Judge of Abusive Priest Corrects ‘Sloppy and Inaccurate’ New York Times Smears against Pope

MILWAUKEE, Wisconsin, March 30, 2010 (LifeSiteNews.com) – Fr. Thomas Brundage, a former judge for the Archdiocese of Milwaukee who oversaw the 1996 canonical proceedings against Fr. Lawrence Murphy, has shot back at New York Times and Associated Press articles that have attempted to implicate Pope Benedict XVI in a “cover-up” of clerical abuse by Fr. Murphy, and others.

Brundage slammed the news organizations for making “a huge leap of logic and information” in connecting the pontiff to the case involving Fr. Murphy, and for failing to do the basic courtesy of contacting him or checking the accuracy of quotations erroneously attributed to him.

“As I have found that the reporting on this issue has been inaccurate and poor in terms of the facts, I am also writing out of a sense of duty to the truth,” he wrote.

“The fact that I presided over this trial and have never once been contacted by any news organization for comment speaks for itself.”

A media frenzy has continued to expand this week surrounding accusations that Pope Benedict XVI was complicit in covering up child abuse perpetrated by Catholic clergy. One prominent case involves Fr. Lawrence Murphy, who is said to have abused dozens of boys at a school for the deaf in between the 1950s and 70s. 

In 1996, two decades after the last allegations of abuse by Fr. Murphy were made, the Congregation for the Doctrine of the Faith (then run by Cardinal Ratzinger) was informed of the accusations. The CDF instructed the local diocese to begin canonical proceedings against the priest. In the end, however, the recommendation was made by the CDF, due to Fr. Murphys extremely poor health, simply to restrict his pastoral activities, and he died several months later.

The NYTimes, however, has charged the CDF, and Pope Benedict himself, with having failed to take the case seriously, and of having declined to defrock the priest, “even though several American bishops repeatedly warned them that failure to act on the matter could embarrass the church.”

But Brundage has come to the defense of the pope, writing that “has done more than any other pope or bishop in history to rid the Catholic Church of the scourge of child sexual abuse and provide for those who have been injured.”

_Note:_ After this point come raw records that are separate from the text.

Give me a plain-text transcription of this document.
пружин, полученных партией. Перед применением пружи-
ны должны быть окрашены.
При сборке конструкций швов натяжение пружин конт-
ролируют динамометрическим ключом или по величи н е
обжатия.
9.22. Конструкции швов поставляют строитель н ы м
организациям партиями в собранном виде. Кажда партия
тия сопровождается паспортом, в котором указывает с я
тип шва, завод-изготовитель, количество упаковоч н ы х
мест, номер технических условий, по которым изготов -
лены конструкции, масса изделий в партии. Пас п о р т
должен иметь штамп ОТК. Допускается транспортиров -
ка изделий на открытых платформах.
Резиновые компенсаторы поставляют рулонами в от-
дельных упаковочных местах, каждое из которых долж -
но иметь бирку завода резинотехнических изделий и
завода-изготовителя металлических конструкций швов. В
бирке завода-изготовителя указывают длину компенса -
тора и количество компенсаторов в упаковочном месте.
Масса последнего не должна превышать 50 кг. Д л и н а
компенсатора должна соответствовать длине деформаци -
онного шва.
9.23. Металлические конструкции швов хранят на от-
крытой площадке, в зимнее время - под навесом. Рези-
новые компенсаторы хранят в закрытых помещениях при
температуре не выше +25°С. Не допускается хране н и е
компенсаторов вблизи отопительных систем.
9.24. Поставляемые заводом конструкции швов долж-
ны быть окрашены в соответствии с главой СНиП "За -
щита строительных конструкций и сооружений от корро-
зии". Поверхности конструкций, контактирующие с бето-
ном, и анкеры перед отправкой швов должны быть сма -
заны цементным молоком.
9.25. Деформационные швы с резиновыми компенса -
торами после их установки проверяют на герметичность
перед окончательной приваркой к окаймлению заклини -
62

In addition, Brundage has pointed out the much-ignored fact that Fr. Murphy “was still the defendant in a church criminal trial” on the day that he died, and that he was by no means scot-free. The former canonical judge describes his investigation into Fr. Murphy’s abuse as “the darkest days of my own priesthood,” and says that, “Had I been asked to abate this trial, I most certainly would have insisted that an appeal be made to the supreme court of the church, or Pope John Paul II if necessary.”

Brundage has also pointed out, as an example of the “sloppy” reporting on the issue, the fact that the NYT and AP erroneously attributed to himself two quotations from a 1997 handwritten document, and failed to check the source.

“The documents were not written by me and do not resemble my handwriting,” wrote Brundage. “The syntax is similar to what I might have said but I have no idea who wrote these statements, yet I am credited as stating them.

“As a college freshman at the Marquette University School of Journalism, we were told to check, recheck, and triple check our quotes if necessary,” he continued. “I was never contacted by anyone on this document, written by an unknown source to me.

“Discerning truth takes time and it is apparent that the New York Times, the Associated Press and others did not take the time to get the facts correct.”

Regarding then-Cardinal Ratzinger’s involvement in the case, Brundage said he had “no reason to believe” the current pontiff “was involved at all.” “Placing this matter at his doorstep is a huge leap of logic and information,” he said.

Brundage also claimed that, when the handling of sex abuse cases was shifted from the Roman Rota to the Congregation of for the Doctrine of the Faith in 2001, “in my observation as well as many of my canonical colleagues, sexual abuse cases were handled expeditiously, fairly, and with due regard to the rights of all the parties involved. I have no doubt that this was the work of then Cardinal Ratzinger.”

“Pope Benedict has repeatedly apologized for the shame of the sexual abuse of children in various venues and to a worldwide audience. This has never happened before,” said the priest. “He has met with victims. He has reigned in entire conferences of bishops on this matter, the Catholic Bishops of Ireland being the most recent.

“He has been most reactive and proactive of any international church official in history with regard to the scourge of clergy sexual abuse of minors. Instead of blaming him for inaction on these matters, he has truly been a strong and effective leader on these issues.”